Kilo vermek, ders çalışmak, namaz kılmak, balık tutmak, mutlu olmak, kendi otomobilimizi kendimiz tamir etmek - gündelik yaşantımız bize yol gösteren kitaplarla dolu. Japon televizyonunda geçen sene en popüler yayınlardan biri karılarının boşadığı emekli erkekler için yemek pişirme dersleriydi.

Bu tür yayınlar tarandığında dikkati çeken, bireyin özel dünyasına yönelik çeşitlerin çokluğu kadar toplumsal sorunlarımıza ilişkin neredeyse hiçbir yayına rastlanmaması. Sanki içinde yaşadığımız düzen çok matah bir şeymiş gibi her şey bireyin kendini değiştirmesine yönelik. İş toplumun iflas etmiş kurumlarını adam etmeye ya da değiştirmeye gelince bunca yakınmamıza rağmen yıllardır hareket yok.

Örneğin Türkiye’de devletin kimi temsilcileri başta olmak üzere muhtarlıktan askeriyeye kadar tüm kurumlarında çalışan neredeyse herkes demokrasiye özlem ve inançlarını binbir vesileyle sık sık dile getirir. Ancak bunun nasıl gerçekleşebileceğini, ilk adımın nasıl atılacağını hiç bilmiyor gibi de bir tavır içindeler.

İşte YÖK üniversitelerinin durumu. Sanki “On derste zayıflama” gibi bir demokratik kuruma geçiş rehberine ihtiyaçları var.

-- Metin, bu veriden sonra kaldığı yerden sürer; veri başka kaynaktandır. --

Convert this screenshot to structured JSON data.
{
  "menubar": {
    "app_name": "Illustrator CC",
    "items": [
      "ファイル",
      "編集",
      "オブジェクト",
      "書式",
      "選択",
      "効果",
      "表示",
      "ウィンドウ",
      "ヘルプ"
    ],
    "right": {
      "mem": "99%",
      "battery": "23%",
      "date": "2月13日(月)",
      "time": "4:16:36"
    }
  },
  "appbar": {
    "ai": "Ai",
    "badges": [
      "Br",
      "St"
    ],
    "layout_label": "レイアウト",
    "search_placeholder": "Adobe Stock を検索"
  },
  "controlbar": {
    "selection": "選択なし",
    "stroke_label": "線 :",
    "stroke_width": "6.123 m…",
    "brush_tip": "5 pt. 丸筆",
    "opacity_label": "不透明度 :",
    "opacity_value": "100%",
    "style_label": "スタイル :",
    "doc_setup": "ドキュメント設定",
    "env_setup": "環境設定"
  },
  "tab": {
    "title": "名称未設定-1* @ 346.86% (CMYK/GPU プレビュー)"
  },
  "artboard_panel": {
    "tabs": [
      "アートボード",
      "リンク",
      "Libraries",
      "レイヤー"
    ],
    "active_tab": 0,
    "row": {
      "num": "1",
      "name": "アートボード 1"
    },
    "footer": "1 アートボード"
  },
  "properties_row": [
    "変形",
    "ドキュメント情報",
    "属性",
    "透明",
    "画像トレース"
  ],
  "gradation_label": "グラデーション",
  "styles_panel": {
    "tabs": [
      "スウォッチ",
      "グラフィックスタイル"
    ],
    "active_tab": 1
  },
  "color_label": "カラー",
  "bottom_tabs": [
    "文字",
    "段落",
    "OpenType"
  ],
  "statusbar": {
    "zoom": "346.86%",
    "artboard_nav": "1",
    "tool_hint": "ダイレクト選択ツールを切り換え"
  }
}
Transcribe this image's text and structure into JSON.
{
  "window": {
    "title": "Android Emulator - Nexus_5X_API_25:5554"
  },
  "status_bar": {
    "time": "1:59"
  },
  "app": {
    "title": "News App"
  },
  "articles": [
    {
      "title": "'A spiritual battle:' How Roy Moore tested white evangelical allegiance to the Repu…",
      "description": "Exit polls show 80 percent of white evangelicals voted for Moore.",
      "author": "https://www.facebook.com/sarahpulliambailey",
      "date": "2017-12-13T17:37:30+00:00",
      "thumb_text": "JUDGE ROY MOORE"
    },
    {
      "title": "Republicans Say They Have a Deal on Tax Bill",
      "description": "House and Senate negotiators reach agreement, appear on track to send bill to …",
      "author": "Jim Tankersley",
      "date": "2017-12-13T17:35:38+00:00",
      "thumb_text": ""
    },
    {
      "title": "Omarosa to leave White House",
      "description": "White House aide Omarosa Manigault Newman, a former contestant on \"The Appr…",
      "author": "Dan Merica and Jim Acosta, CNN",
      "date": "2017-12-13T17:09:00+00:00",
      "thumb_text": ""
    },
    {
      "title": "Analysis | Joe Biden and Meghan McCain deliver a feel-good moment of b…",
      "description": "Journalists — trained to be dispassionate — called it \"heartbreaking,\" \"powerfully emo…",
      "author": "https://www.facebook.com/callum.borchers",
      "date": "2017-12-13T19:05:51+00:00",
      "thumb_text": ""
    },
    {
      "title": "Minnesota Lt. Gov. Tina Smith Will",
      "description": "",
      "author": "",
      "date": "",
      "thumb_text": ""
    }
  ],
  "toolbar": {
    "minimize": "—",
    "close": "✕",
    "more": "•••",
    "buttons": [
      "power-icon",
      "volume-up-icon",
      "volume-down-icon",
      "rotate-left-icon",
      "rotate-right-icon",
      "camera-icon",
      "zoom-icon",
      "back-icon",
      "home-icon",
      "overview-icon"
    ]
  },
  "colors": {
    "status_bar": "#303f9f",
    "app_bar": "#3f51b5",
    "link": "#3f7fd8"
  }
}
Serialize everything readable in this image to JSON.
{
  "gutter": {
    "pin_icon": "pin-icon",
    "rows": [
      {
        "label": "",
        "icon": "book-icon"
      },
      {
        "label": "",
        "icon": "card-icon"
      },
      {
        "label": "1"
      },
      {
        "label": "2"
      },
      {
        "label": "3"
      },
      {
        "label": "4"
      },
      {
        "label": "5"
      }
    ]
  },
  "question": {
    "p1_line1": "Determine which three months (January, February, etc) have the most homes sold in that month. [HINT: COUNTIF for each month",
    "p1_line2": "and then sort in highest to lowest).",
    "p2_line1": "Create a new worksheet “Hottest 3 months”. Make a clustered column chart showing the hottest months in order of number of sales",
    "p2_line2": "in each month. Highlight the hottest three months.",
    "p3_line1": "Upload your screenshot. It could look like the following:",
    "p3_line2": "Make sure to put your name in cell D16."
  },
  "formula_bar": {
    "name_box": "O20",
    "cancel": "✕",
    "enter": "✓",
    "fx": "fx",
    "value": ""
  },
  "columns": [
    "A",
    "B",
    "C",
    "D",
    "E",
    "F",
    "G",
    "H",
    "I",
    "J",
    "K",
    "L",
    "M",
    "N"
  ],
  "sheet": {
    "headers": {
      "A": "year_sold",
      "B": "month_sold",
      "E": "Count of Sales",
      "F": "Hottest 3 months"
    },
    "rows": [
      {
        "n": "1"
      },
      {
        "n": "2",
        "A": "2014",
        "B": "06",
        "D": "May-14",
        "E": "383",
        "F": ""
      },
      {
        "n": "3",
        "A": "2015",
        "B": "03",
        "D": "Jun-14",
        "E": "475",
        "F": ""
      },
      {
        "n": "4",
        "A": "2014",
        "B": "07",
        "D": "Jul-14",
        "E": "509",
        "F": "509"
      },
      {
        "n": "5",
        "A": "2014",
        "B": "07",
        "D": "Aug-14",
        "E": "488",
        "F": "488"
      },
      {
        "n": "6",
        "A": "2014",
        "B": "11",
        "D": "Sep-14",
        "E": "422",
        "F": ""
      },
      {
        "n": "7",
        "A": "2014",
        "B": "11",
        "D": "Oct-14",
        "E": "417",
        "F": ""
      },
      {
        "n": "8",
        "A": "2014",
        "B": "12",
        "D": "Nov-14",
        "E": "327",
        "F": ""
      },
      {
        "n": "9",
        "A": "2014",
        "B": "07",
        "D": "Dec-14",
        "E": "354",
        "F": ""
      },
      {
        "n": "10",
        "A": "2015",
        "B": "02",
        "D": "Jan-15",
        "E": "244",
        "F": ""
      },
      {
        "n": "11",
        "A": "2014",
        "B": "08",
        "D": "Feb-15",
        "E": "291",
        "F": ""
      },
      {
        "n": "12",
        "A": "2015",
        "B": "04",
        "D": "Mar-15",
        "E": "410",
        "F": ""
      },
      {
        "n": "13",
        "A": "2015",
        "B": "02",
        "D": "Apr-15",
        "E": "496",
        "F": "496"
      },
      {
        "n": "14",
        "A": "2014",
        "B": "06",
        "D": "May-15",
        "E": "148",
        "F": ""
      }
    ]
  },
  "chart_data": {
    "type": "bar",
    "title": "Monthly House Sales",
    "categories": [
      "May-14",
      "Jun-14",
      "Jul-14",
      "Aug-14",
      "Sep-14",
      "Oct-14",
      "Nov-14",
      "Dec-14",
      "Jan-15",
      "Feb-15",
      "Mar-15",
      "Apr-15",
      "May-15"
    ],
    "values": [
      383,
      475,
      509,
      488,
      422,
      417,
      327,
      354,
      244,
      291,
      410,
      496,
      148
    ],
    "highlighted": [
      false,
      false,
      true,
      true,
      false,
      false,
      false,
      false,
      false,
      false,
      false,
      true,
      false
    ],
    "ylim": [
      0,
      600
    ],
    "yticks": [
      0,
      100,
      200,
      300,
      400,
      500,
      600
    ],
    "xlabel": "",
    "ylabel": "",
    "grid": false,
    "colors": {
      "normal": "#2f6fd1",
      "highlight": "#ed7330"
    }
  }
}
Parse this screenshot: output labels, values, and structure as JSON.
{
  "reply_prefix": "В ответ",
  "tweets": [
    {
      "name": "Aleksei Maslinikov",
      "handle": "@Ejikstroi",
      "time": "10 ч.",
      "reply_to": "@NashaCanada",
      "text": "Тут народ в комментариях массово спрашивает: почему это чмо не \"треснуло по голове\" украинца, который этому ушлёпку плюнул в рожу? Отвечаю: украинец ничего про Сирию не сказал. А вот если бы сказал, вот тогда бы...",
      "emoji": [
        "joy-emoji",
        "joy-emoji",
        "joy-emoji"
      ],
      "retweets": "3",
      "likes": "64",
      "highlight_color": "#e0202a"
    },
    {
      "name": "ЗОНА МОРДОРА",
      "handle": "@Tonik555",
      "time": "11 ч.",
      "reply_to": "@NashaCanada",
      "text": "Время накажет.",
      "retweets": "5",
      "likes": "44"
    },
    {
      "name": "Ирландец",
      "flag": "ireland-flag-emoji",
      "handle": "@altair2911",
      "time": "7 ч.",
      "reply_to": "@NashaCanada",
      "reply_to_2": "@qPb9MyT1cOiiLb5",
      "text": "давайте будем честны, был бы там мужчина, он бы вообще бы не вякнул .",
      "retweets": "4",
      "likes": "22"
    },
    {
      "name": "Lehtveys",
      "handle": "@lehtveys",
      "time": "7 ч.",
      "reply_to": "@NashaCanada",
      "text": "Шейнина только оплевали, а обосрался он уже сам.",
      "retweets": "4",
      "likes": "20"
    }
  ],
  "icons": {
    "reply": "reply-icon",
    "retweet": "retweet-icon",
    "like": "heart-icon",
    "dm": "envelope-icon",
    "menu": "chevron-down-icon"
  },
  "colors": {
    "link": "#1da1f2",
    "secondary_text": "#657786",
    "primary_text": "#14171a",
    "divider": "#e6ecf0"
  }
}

İlk adım en zoru. Nasıl zayıflayabilmek için şişmanların önce şişman olduklarını kabul etmeleri gerekiyorsa, üniversite mensuplarının da özgür ve özerk olmayan bir kurumda çalıştıklarını önce teker teker ve giderek topluca söylemeleri gerekiyor. Çekinebilirler, korkabilirler. Ancak bu durum açıkça kabullenildikten sonra gerisi kolay. Tabiî 12 Eylül’den bu yana yıllardır farkında olmadan aldıkları kilolarına kayıtsız kalmalarının vicdan azabı, utancı da olacaktır. Ama aynı fazla kilolar gibi bu da hedeflerine varabilmek için bir teşvik unsuru. Bu ilk adımdan sonrası içinse ne bir rehber işe yarar ne de bir rehbere ihtiyaç var.

Nasıl bir ressam için en zor portre kendi resmini yapması ise, değişmek isteyenler de, işin kolayını bulup bir başkasının peşinden gitmeyeceklerse, önce kendileriyle yüzleşmek zorunda.